End-tidal CO2 monitoring as a surrogate to cardiac output during PLR has some limitations. First, it can help monitor CI variations only during short periods of time since VCO2 is not constant, being dependent on cell metabolism. In situations where the metabolic rate varies considerably, such as in fever or shivering, ETCO2 variations cannot be explained solely by cardiac output variation. Nevertheless, it is unlikely that this phenomenon would be of clinical importance since the maximal hemodynamic effect of PLR is in the first minute. Second, to eliminate fluctuation of minute ventilation, patients must receive volume-controlled ventilation and be paralyzed or deeply sedated to be fully adapted to this mode of ventilation. End-tidal CO2 monitoring would not be reliable with any spontaneous breathing activity. In this study, all patients were anesthetized and paralyzed. The population was also highly selective and might not represent a general intensive care or general surgical population. Nevertheless, they represent patients with cardiovascular disease after the induction of anesthesia before a surgical procedure. With the aging population, this type of patient is likely to increase in the non-cardiac surgical setting. Patients with vasoplegic states or cardiogenic shock were not included in this study, which affects the external validity of this trial. Third, any conditions that affect the interpretation of PLR, such as abdominal hypertension,27 must be taken into account. Fourth, the effect of chronic obstructive pulmonary disease (COPD) on the validity of ETCO2 variation as a marker of cardiac output variation could be questioned. In our study, COPD patients were not excluded, and there was no difference in the number of COPD patients between responders and non-responders, as shown in Table 1. With COPD, ETCO2 is usually lower, reflecting the increase in alveolar dead space. In our population, the mean (SD) basal ETCO2 values were the same in COPD patients [37 (3) mmHg] as in normal subjects [36 (3) mmHg]. Therefore, we can hypothesize that these COPD patients did not have severe disease. When minute ventilation and CO2 production are kept constant, ETCO2 variation correlates closely with cardiac output variation. This is true in both normal subjects and COPD patients. In previous trials by Monnet et al.

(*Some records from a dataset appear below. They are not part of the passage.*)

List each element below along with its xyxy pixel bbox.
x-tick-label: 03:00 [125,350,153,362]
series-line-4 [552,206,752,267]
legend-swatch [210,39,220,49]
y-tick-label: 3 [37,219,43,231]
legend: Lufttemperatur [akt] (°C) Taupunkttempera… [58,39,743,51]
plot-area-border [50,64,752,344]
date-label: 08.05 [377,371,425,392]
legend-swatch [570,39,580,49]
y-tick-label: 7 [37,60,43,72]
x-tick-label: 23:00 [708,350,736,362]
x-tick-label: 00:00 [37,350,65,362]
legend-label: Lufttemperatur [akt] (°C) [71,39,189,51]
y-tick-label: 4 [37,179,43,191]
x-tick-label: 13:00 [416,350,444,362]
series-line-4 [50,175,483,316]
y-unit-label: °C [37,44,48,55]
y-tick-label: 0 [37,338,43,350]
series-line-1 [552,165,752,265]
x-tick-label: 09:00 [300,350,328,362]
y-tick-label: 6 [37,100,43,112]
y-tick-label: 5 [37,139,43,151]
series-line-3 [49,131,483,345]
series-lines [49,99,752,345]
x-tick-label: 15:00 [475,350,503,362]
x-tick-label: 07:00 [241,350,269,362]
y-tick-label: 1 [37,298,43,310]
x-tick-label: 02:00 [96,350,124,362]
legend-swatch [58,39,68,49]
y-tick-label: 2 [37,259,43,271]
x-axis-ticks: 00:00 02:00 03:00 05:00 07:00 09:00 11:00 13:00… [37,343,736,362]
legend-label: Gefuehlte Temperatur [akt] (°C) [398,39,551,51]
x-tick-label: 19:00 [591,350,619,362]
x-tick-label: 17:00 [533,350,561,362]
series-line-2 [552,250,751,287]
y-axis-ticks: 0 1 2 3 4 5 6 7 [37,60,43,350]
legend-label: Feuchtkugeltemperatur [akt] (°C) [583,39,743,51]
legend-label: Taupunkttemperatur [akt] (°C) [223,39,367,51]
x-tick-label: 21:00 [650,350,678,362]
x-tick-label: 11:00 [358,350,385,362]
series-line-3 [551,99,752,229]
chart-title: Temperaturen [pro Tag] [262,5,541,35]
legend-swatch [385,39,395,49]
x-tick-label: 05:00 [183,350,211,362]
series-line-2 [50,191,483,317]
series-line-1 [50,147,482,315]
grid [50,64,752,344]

12 and Monge Garcia et al.,10 COPD patients were not excluded. Our results correlate with their findings. With regard to the PLR maneuver, there is a lack of studies investigating the validity of this test to predict fluid responsiveness specifically in the COPD population. Finally, continuous cardiac output measurements were not used. Using a standard dilution method, a single measurement was made one minute after the start of the PLR maneuver, i.e., the moment with the maximal reported hemodynamic effect.8 With this protocol, earlier or delayed cardiac output variations might have been missed, incorrectly labelling patients as non-responders.